To evaluate clinical and healthcare utilization patterns before and after the implementation of a Chest Pain Unit (CPU) in a multidisciplinary hospital in Kazakhstan, focusing on diagnostic characteristics, revascularization rates, in-hospital mortality, hospital length of stay, and direct treatment costs.
Approach:
Participants: Included all consecutive patients with suspected acute coronary syndrome (ACS) based on ICD-10 codes I20–I22, totaling 3,716 patients, with 1,595 in the pre-implementation group and 2,121 in the post-implementation group.
Key Findings:
Higher rates of percutaneous coronary intervention (PCI) in the CPU group (OR 1.43, 95% CI 1.26–1.64, p < 0.001).
Increased frequency of acute myocardial infarction (AMI) diagnoses in the CPU group (37.6% vs. 25.1%, OR 1.80, 95% CI 1.57–2.09, p < 0.001).
No significant difference in mortality rates between groups (2.4% vs. 2.2%, p = 0.543).

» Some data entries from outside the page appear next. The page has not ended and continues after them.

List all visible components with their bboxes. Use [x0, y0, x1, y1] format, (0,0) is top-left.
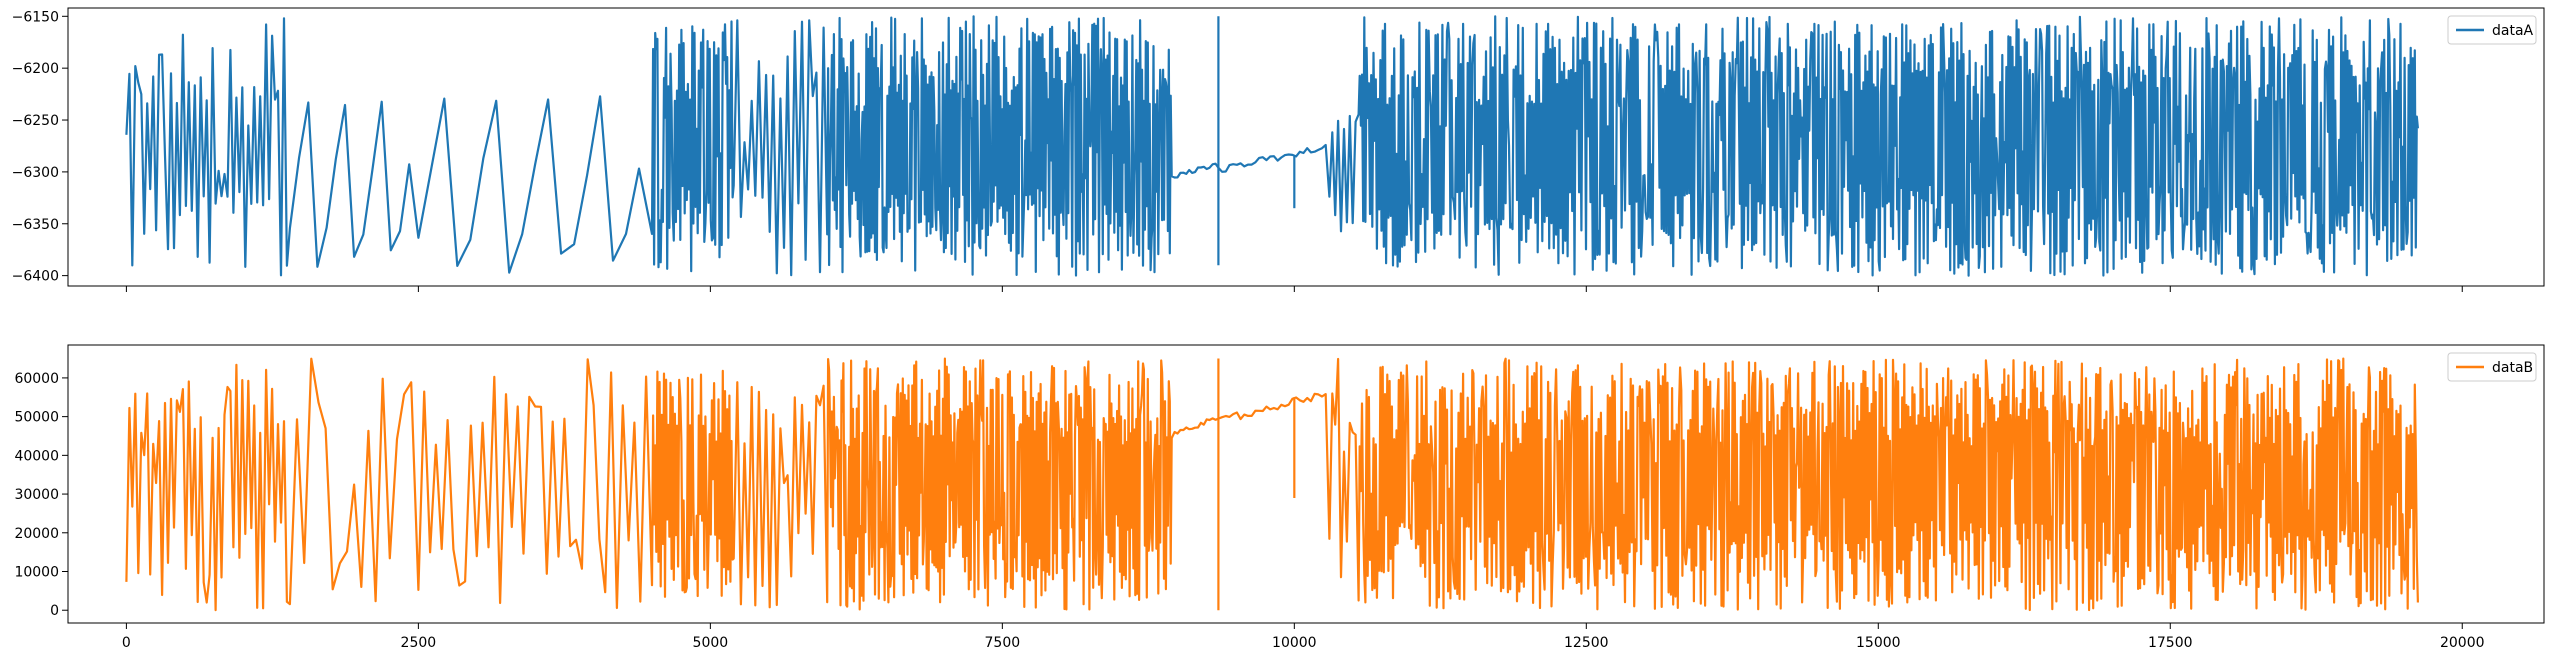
dataA-x-axis	[125, 286, 2463, 292]
y-tick-label: −6250	[12, 113, 59, 129]
series-line-dataB	[125, 357, 2419, 612]
dataB-y-axis: 0 10000 20000 30000 40000 50000 60000	[14, 371, 68, 619]
dataA-series	[125, 15, 2419, 277]
y-tick-label: 40000	[14, 448, 59, 464]
x-tick-label: 0	[122, 635, 131, 651]
legend-label-dataA: dataA	[2492, 23, 2534, 39]
dataB-axes-frame	[67, 344, 2545, 624]
y-tick-label: 50000	[14, 410, 59, 426]
dataB-x-axis: 0 2500 5000 7500 10000 12500 15000 17500 20000	[122, 623, 2485, 651]
x-tick-label: 2500	[401, 635, 437, 651]
legend-box	[2447, 15, 2537, 45]
legend-box	[2447, 352, 2537, 382]
dataA-y-axis: −6400 −6350 −6300 −6250 −6200 −6150	[12, 9, 68, 285]
subplot-dataA: −6400 −6350 −6300 −6250 −6200 −6150 dataA	[12, 7, 2545, 292]
y-tick-label: −6350	[12, 217, 59, 233]
legend-label-dataB: dataB	[2492, 360, 2533, 376]
y-tick-label: −6200	[12, 61, 59, 77]
y-tick-label: 10000	[14, 565, 59, 581]
dataA-legend: dataA	[2447, 15, 2537, 45]
dataB-series	[125, 357, 2419, 612]
y-tick-label: 30000	[14, 487, 59, 503]
x-tick-label: 7500	[985, 635, 1021, 651]
x-tick-label: 20000	[2440, 635, 2485, 651]
series-line-dataA	[125, 15, 2419, 277]
y-tick-label: −6400	[12, 269, 59, 285]
subplot-dataB: 0 10000 20000 30000 40000 50000 60000 0 2500 500…	[14, 344, 2545, 651]
y-tick-label: −6150	[12, 9, 59, 25]
y-tick-label: 0	[50, 603, 59, 619]
x-tick-label: 17500	[2148, 635, 2193, 651]
dataA-axes-frame	[67, 7, 2545, 287]
y-tick-label: −6300	[12, 165, 59, 181]
dataB-legend: dataB	[2447, 352, 2537, 382]
x-tick-label: 12500	[1564, 635, 1609, 651]
x-tick-label: 10000	[1272, 635, 1317, 651]
x-tick-label: 5000	[693, 635, 729, 651]
y-tick-label: 60000	[14, 371, 59, 387]
y-tick-label: 20000	[14, 526, 59, 542]
x-tick-label: 15000	[1856, 635, 1901, 651]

Direct treatment costs were significantly higher following CPU implementation (p < 0.001).
Interpretation:
CPU implementation was associated with improved identification of AMI and increased PCI use compared to traditional emergency department care.
Limitations:
Retrospective design may introduce bias.
Single-center study limits generalizability.
Conclusion:
CPU-based pathways may enhance diagnostic accuracy and management patterns in patients with suspected ACS.